Mrs. Jackson bobbed her head before another contraction came on and she groaned.

“You’re doing a bang-up job, Mrs. Jackson.” Willie mopped the woman’s brow with a damp cloth. “Just a few more pushes now and the little tyke will be ready to meet his mama face-to-face.”

Fran’s heart bounded up in her throat. She clenched her hands to hide their trembles as she moved into the midwife’s position. What if she did something wrong? But no, Willie was right beside her, and Dr. Randall standing by if needed. Everything was happening the way it should. The way a dozen other births had gone while she had assisted Willie.

“Give us another push, dearie,” Willie said. “You’re being a real trooper here.”

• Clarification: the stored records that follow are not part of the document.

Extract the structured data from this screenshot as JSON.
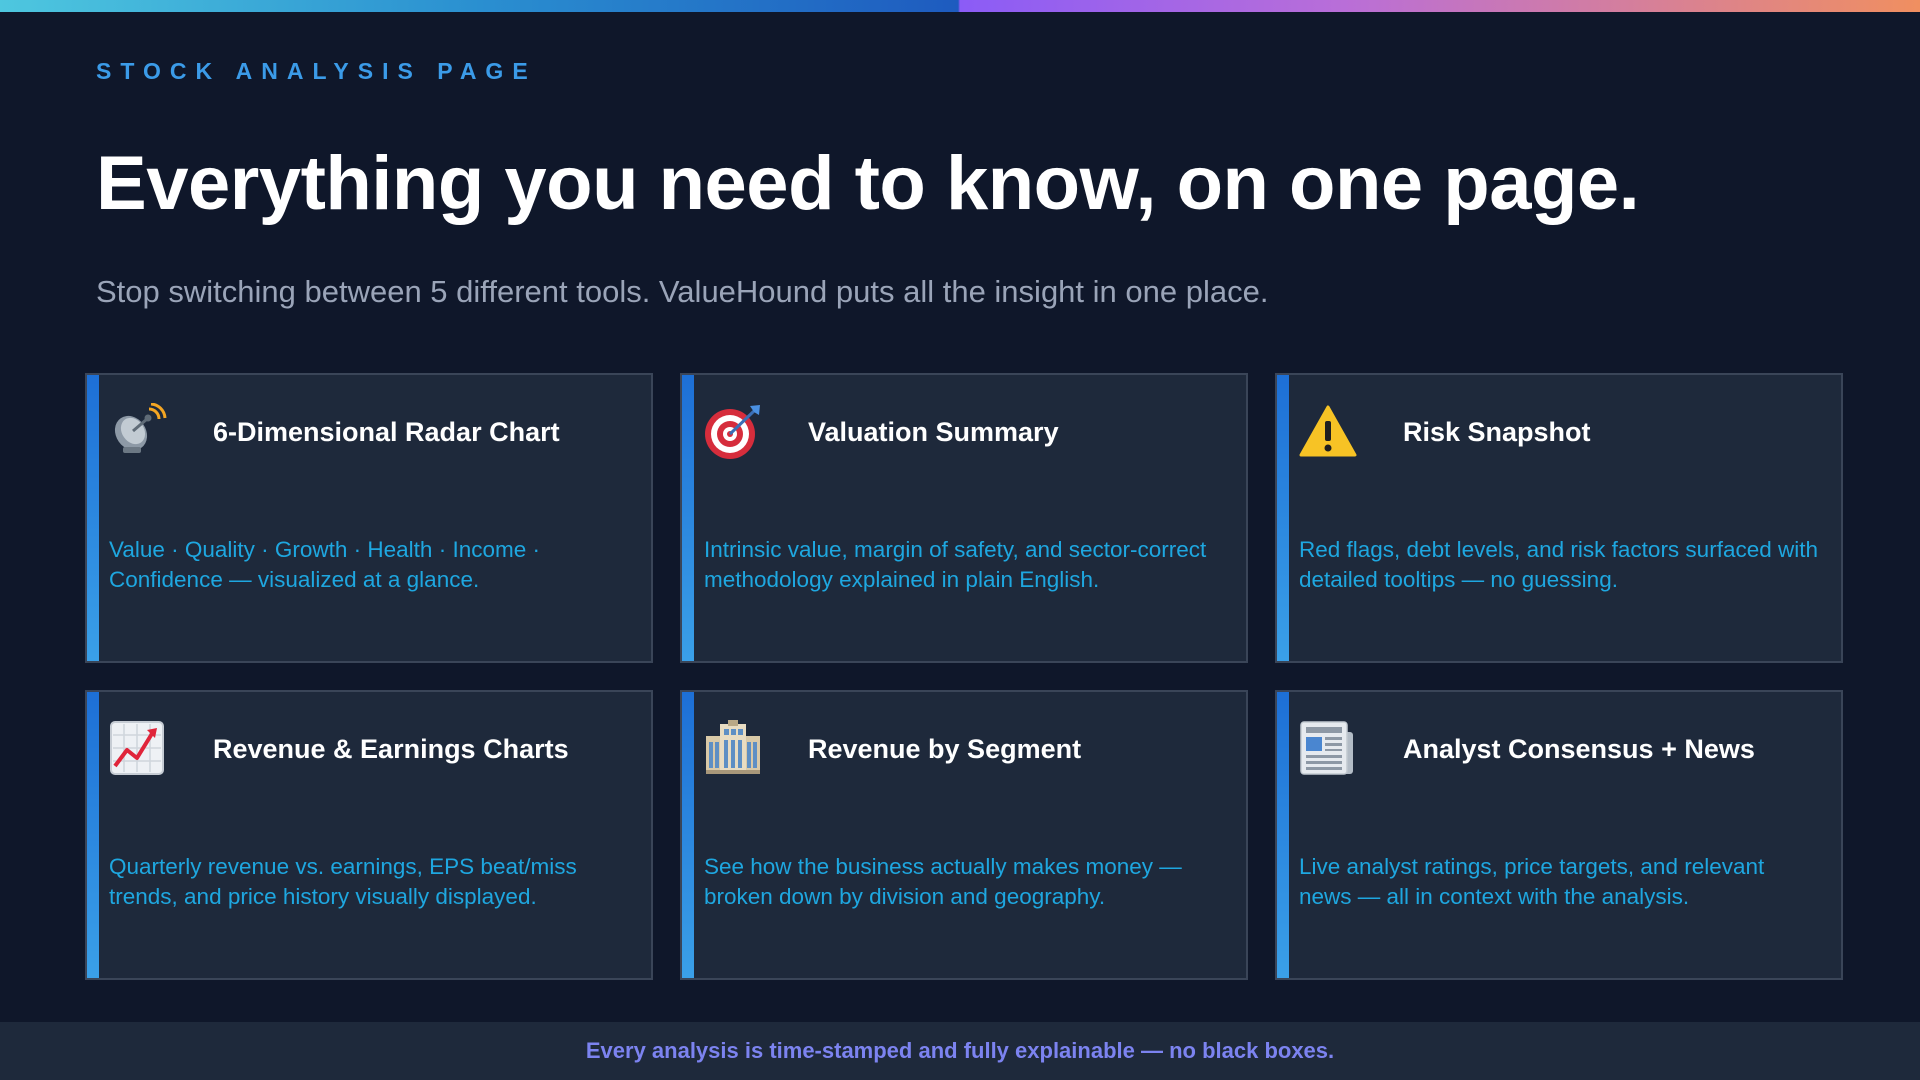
{
  "header": {
    "eyebrow": "STOCK ANALYSIS PAGE",
    "title": "Everything you need to know, on one page.",
    "subtitle": "Stop switching between 5 different tools. ValueHound puts all the insight in one place."
  },
  "cards": [
    {
      "icon": "satellite-dish-icon",
      "title": "6-Dimensional Radar Chart",
      "description": "Value · Quality · Growth · Health · Income · Confidence — visualized at a glance."
    },
    {
      "icon": "target-icon",
      "title": "Valuation Summary",
      "description": "Intrinsic value, margin of safety, and sector-correct methodology explained in plain English."
    },
    {
      "icon": "warning-icon",
      "title": "Risk Snapshot",
      "description": "Red flags, debt levels, and risk factors surfaced with detailed tooltips — no guessing."
    },
    {
      "icon": "chart-increasing-icon",
      "title": "Revenue & Earnings Charts",
      "description": "Quarterly revenue vs. earnings, EPS beat/miss trends, and price history visually displayed."
    },
    {
      "icon": "office-building-icon",
      "title": "Revenue by Segment",
      "description": "See how the business actually makes money — broken down by division and geography."
    },
    {
      "icon": "newspaper-icon",
      "title": "Analyst Consensus + News",
      "description": "Live analyst ratings, price targets, and relevant news — all in context with the analysis."
    }
  ],
  "footer": {
    "text": "Every analysis is time-stamped and fully explainable — no black boxes."
  },
  "colors": {
    "background": "#0f172a",
    "card": "#1e293b",
    "accent_blue": "#3b9be8",
    "description": "#1ea7e0",
    "footer_text": "#7c83f0"
  }
}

The baby’s head slipped out and Fran supported the weight of it as she maneuvered the little fellow’s shoulders. One more push and the shoulders were free. After that the baby came in a rush. And while Fran’s hands weren’t trembling now, inside she was all atremble as she held this new life. She wanted to break out in song.

“He’s a beautiful little boy,” she said.

Mrs. Jackson laughed and panted at the same time. “My Jim is going to be happy about that. Our other one is a sweet girl.”

“Get on about what needs doing,” Willie reminded Fran softly.

Fran snipped the cord and handed the baby to Rocky, who had her hands out ready. The baby let out a lusty cry that brought a smile to Fran’s face as she massaged Mrs. Jackson’s abdomen to help her pass the placenta. The baby kept crying as Rocky wrapped him in a blanket to show his mother before she began cleaning him up.

“Let her see his fingers and toes,” Willie said. “Yes, every one perfect, dearie. You did a right fine job with this one.”

Fran knew she was talking to Mrs. Jackson, but she couldn’t stop smiling herself.

Willie noticed and said, “You’ll never tire of hearing that first sweet warble of life after you usher a baby into the world. Each and every time will bring that heart smile.”

Later, after baby and mama were settled and father was by their bedside, Fran fell into her own bed. As she lay there, she remembered Woody’s question that day she met him on the mountain. You catch babies?

Fran whispered a prayer of thanks that, yes, she did catch babies. Then she turned over and went to sleep without once thinking of Seth and his pretty English bride for the first time since she’d come to the mountains.